A semejanza de Séneca en su opúsculo Sobre la brevedad de la vida, Pascal piensa que la flecha del tiempo se dispara vertiginosamente y no hay quien la detenga, por lo que es indispensable aprovechar cada minuto de nuestra existencia. El tiempo es irreversible. El ser humano es una brizna arrastrada por el viento, una criatura frágil, un átomo en la geometría infinita del universo.
Desgarrado entre dos extremos, en constante búsqueda de sí mismo, el hombre se eleva hacia lo infinito, hacia una totalidad donde no moran la muerte, la miseria ni la enfermedad: “Ardemos del deseo de encontrar una base constante para edificar una torre que se eleve a lo infinito; pero todo nuestro fundamento cruje, y la Tierra se abre hasta los más profundos abismos”, se lamenta Pascal.
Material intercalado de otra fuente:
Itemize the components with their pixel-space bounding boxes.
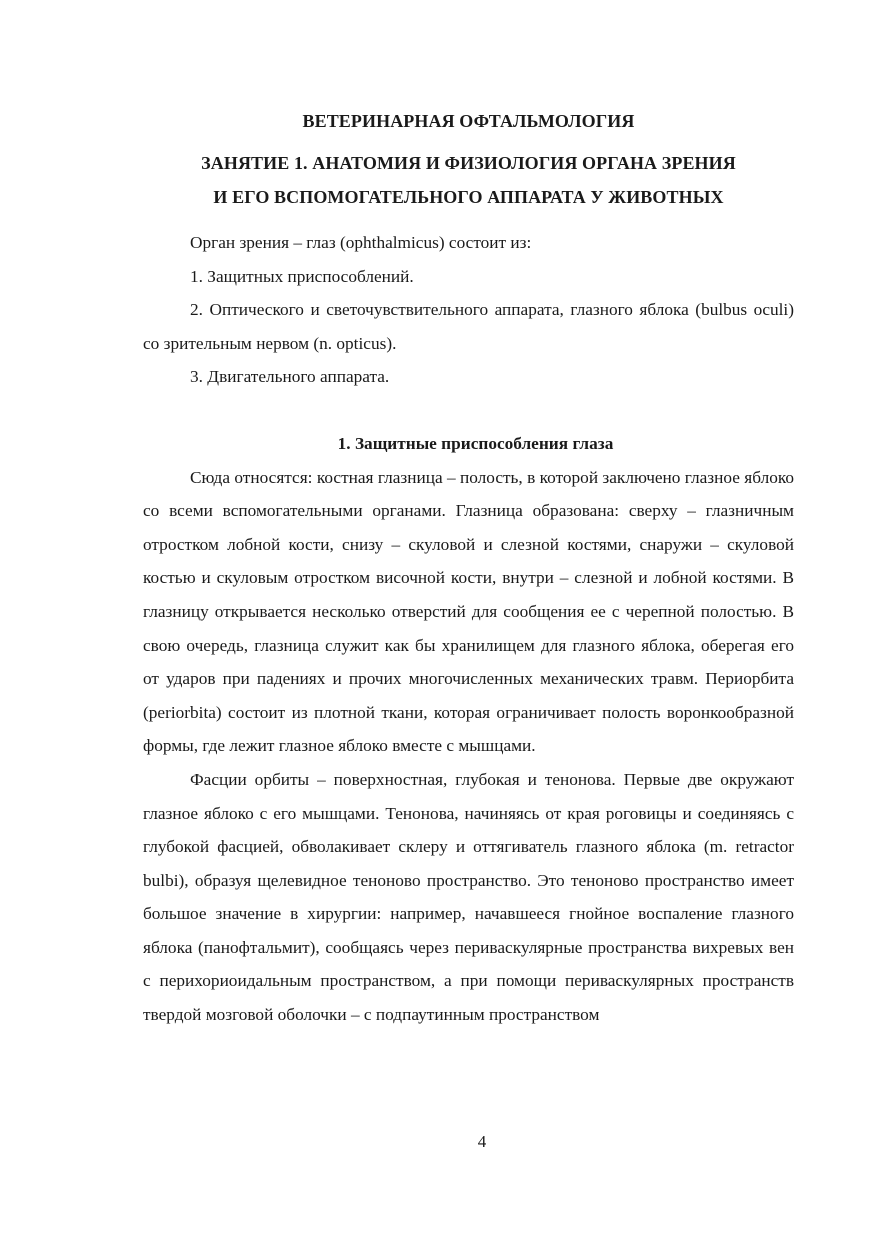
document-page [143,104,794,1032]
lesson-title-line-1: ЗАНЯТИЕ 1. АНАТОМИЯ И ФИЗИОЛОГИЯ ОРГАНА ЗРЕНИЯ [201,153,736,173]
book-title: ВЕТЕРИНАРНАЯ ОФТАЛЬМОЛОГИЯ [302,111,635,131]
lesson-title-line-2: И ЕГО ВСПОМОГАТЕЛЬНОГО АППАРАТА У ЖИВОТНЫХ [213,187,724,207]
list-item-3: 3. Двигательного аппарата. [190,367,390,387]
section-heading: 1. Защитные приспособления глаза [337,433,614,453]
body-paragraph-2: Фасции орбиты – поверхностная, глубокая и тенонова. Первые две окружают глазное яблоко с его мышцами. Тенонова, начиняясь от края роговицы и соединяясь с глубокой фасцией, обволакивает склеру и оттягиватель глазного яблока (m. retractor bulbi), образуя щелевидное теноново пространство. Это теноново пространство имеет большое значение в хирургии: например, начавшееся гнойное воспаление глазного яблока (панофтальмит), сообщаясь через периваскулярные пространства вихревых вен с перихориоидальным пространством, а при помощи периваскулярных пространств твердой мозговой оболочки – с подпаутинным пространством [143,769,794,1025]
body-paragraph-1: Сюда относятся: костная глазница – полость, в которой заключено глазное яблоко со всеми вспомогательными органами. Глазница образована: сверху – глазничным отростком лобной кости, снизу – скуловой и слезной костями, снаружи – скуловой костью и скуловым отростком височной кости, внутри – слезной и лобной костями. В глазницу открывается несколько отверстий для сообщения ее с черепной полостью. В свою очередь, глазница служит как бы хранилищем для глазного яблока, оберегая его от ударов при падениях и прочих многочисленных механических травм. Периорбита (periorbita) состоит из плотной ткани, которая ограничивает полость воронкообразной формы, где лежит глазное яблоко вместе с мышцами. [143,467,794,756]
lesson-title [143,146,794,214]
list-item-2: 2. Оптического и светочувствительного аппарата, глазного яблока (bulbus oculi) со зрительным нервом (n. opticus). [143,300,794,353]
list-item-1: 1. Защитных приспособлений. [190,266,414,286]
page-number: 4 [477,1132,487,1151]
intro-paragraph: Орган зрения – глаз (ophthalmicus) состоит из: [190,233,532,252]
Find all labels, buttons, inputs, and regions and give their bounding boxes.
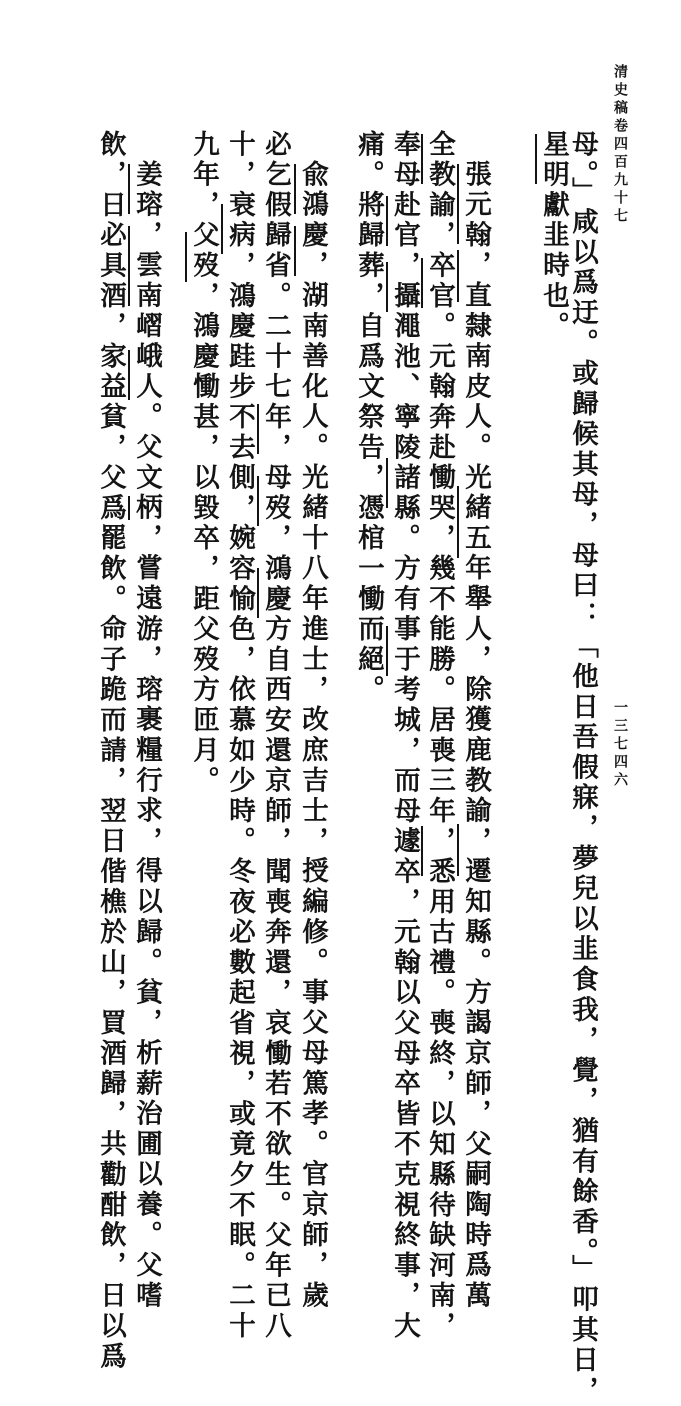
proper-name-mark [421, 826, 423, 876]
proper-name-mark [386, 458, 388, 508]
text-column-2: 母。」咸以爲迂。或歸候其母，母曰：「他日吾假寐，夢兒以韭食我，覺，猶有餘香。」叩其日， [567, 130, 598, 1406]
proper-name-mark [421, 134, 423, 184]
proper-name-mark [457, 824, 459, 876]
proper-name-mark [386, 626, 388, 676]
text-column-9: 十，衰病，鴻慶跬步不去側，婉容愉色，依慕如少時。冬夜必數起省視，或竟夕不眠。二十 [224, 130, 255, 1342]
proper-name-mark [257, 404, 259, 454]
proper-name-mark [128, 350, 130, 400]
proper-name-mark [128, 164, 130, 214]
proper-name-mark [128, 226, 130, 306]
proper-name-mark [421, 258, 423, 308]
text-column-6: 痛。將歸葬，自爲文祭告，憑棺一慟而絕。 [353, 130, 384, 706]
text-column-12: 飲，日必具酒，家益貧，父爲罷飲。命子跪而請，翌日偕樵於山，買酒歸，共勸酣飲，日以爲 [95, 130, 126, 1373]
text-column-11: 姜瑢，雲南嶍峨人。父文柄，嘗遠游，瑢裹糧行求，得以歸。貧，析薪治圃以養。父嗜 [131, 160, 162, 1312]
text-column-4: 全教諭，卒官。元翰奔赴慟哭，幾不能勝。居喪三年，悉用古禮。喪終，以知縣待缺河南， [424, 130, 455, 1342]
book-title-header: 清史稿卷四百九十七 [612, 64, 628, 226]
proper-name-mark [257, 568, 259, 618]
text-column-3: 張元翰，直隸南皮人。光緒五年舉人，除獲鹿教諭，遷知縣。方謁京師，父嗣陶時爲萬 [460, 160, 491, 1312]
proper-name-mark [185, 232, 187, 282]
proper-name-mark [457, 486, 459, 558]
proper-name-mark [257, 476, 259, 526]
proper-name-mark [535, 134, 537, 184]
proper-name-mark [457, 250, 459, 302]
proper-name-mark [128, 496, 130, 520]
text-column-7: 兪鴻慶，湖南善化人。光緒十八年進士，改庶吉士，授編修。事父母篤孝。官京師，歲 [297, 160, 328, 1312]
text-column-1: 星明獻韭時也。 [538, 130, 569, 343]
proper-name-mark [294, 164, 296, 214]
proper-name-mark [221, 204, 223, 254]
page-number: 一三七四六 [612, 700, 628, 790]
text-column-8: 必乞假歸省。二十七年，母歿，鴻慶方自西安還京師，聞喪奔還，哀慟若不欲生。父年已八 [260, 130, 291, 1342]
proper-name-mark [457, 164, 459, 244]
proper-name-mark [386, 196, 388, 246]
proper-name-mark [386, 262, 388, 312]
text-column-10: 九年，父歿，鴻慶慟甚，以毀卒，距父歿方匝月。 [188, 130, 219, 797]
proper-name-mark [294, 226, 296, 276]
text-column-5: 奉母赴官，攝澠池、寧陵諸縣。方有事于考城，而母遽卒，元翰以父母卒皆不克視終事，大 [389, 130, 420, 1342]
El ser humano es el rey destronado de la Naturaleza. Un desterrado del tiempo originario de la vida, un ser escindido, siempre condenado (como el Sísifo de Camus) a llegar a las alturas de la Creación e, inmediatamente, caer de bruces y besar el polvo. Es justamente lo que vivimos durante la pandemia del Covid-19. El recuerdo constante de que el ser humano no puede manipular a su antojo la naturaleza a pesar de sus inquebrantables esfuerzos por conseguirlo. Con terrible impotencia nos hemos dado cuenta de que un virus nos puede minar irremisiblemente.